What I Learned at a Funeral on Saturday

The trend we’ve seen the last several years of close family members speaking at at a loved one’s funeral, has always struck me as cruel and unusual punishment. What could be harder? But last Saturday, as the four adult children of a man that my family called President Petersen but that they called Dad, spoke to us, I heard insights that inspired and motivated me. I once again realized that it’s at funerals I often learn the most. Did funerals seem as inspirational before close family members began to speak at them? I’m not sure. I just know that the funeral this Saturday was truly motivational and thought-provoking. Here are some things I hope to remember from our stake president’s funeral:

One of President Petersen’s four children (and I apologize that I can’t remember which child said what) let us know that like the rest of us, their father had faults and was not perfect. His father, he said, didn’t love himself enough, for instance. He also didn’t seem to feel he was demonstrative enough in showing love to others. Then this son  said something that struck me as very comforting.  He said that his father was a testimony that we can each have great impact for good in spite of our weaknesses and imperfections. What a beautiful thought!

Like so many others, I tend to grieve over my weaknesses and faults and dwell on them. The spirit testified that this speaker’s words were true. What matters most is the good we do even if we’re still works in progress.

Another one of President Petersen’s children made the point that we end up doing what we love to do, and our lives end up being what we love. He said that his dad loved to serve and it was evident in his life.  His father also liked to joke and play and had a great sense of humor. It was these things that all those who came in contact with him, but especially his own family members, will remember and always cherish. This man’s life did indeed become what he loved.
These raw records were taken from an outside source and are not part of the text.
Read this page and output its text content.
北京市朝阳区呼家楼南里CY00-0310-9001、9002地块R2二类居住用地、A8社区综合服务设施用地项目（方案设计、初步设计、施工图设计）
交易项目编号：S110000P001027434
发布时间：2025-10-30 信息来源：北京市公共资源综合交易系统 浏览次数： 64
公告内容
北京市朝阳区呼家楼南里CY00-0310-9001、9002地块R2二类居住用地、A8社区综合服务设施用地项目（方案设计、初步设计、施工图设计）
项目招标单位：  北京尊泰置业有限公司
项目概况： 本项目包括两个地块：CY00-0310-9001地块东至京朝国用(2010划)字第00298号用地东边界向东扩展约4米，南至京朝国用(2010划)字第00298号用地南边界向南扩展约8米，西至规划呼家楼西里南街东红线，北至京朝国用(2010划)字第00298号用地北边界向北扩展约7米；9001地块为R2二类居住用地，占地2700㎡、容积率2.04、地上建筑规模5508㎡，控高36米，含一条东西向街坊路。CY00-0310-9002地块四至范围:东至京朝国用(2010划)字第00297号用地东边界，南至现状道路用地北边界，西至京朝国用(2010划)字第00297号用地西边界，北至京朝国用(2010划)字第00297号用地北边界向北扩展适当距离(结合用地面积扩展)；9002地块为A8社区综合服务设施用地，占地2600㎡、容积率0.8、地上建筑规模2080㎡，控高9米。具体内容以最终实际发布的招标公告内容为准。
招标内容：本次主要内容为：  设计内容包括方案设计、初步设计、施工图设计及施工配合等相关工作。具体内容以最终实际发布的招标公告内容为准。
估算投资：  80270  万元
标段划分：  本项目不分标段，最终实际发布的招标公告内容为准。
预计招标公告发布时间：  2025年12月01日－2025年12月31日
Another comment I remember clearly was this: God’s love is not exclusionary. Every one of us is precious in his sight.  These are comforting words in a world which is often exclusionary. Whether we don’t make the team, aren’t welcome in a certain group, or don’t get that job, it is comforting to be reminded that God’s arms are open to each one of us.

Still another of President Petersen’s children reminded us that both birth and death are part of the plan. Just as we are all born into this world, we must all die. We welcome birth but generally do not welcome death.  He spoke of all the prayers of his family members that their father’s life would be spared. He went on to say that we do not always get the miracles we ask for, but that their family received other miracles. He spoke of the miracle of sacred time together. He spoke of the precious words that were exchanged and the letters their dad wrote to each of them. He mentioned increased gratitude and a clear understanding of what is important in this life. He spoke of increased hope. “I saw in my mind’s eye my father being welcomed by those on the other side,” said this speaker.

I’d already chosen the topic of hope for a discussion I needed to lead in Relief Society that next day and the Petersen children’s words at this funeral and then the culminating words of Elder Steven Snow dramatically increased my own personal hope. I’m grateful I attended that funeral where once again my faith and desire to do better were rejuvenated. I’m grateful to President Petersen’s children for the courage they showed. The fact that they were able to express their thoughts and feelings so beautifully at such a difficult time was, in my estimation, one more miracle.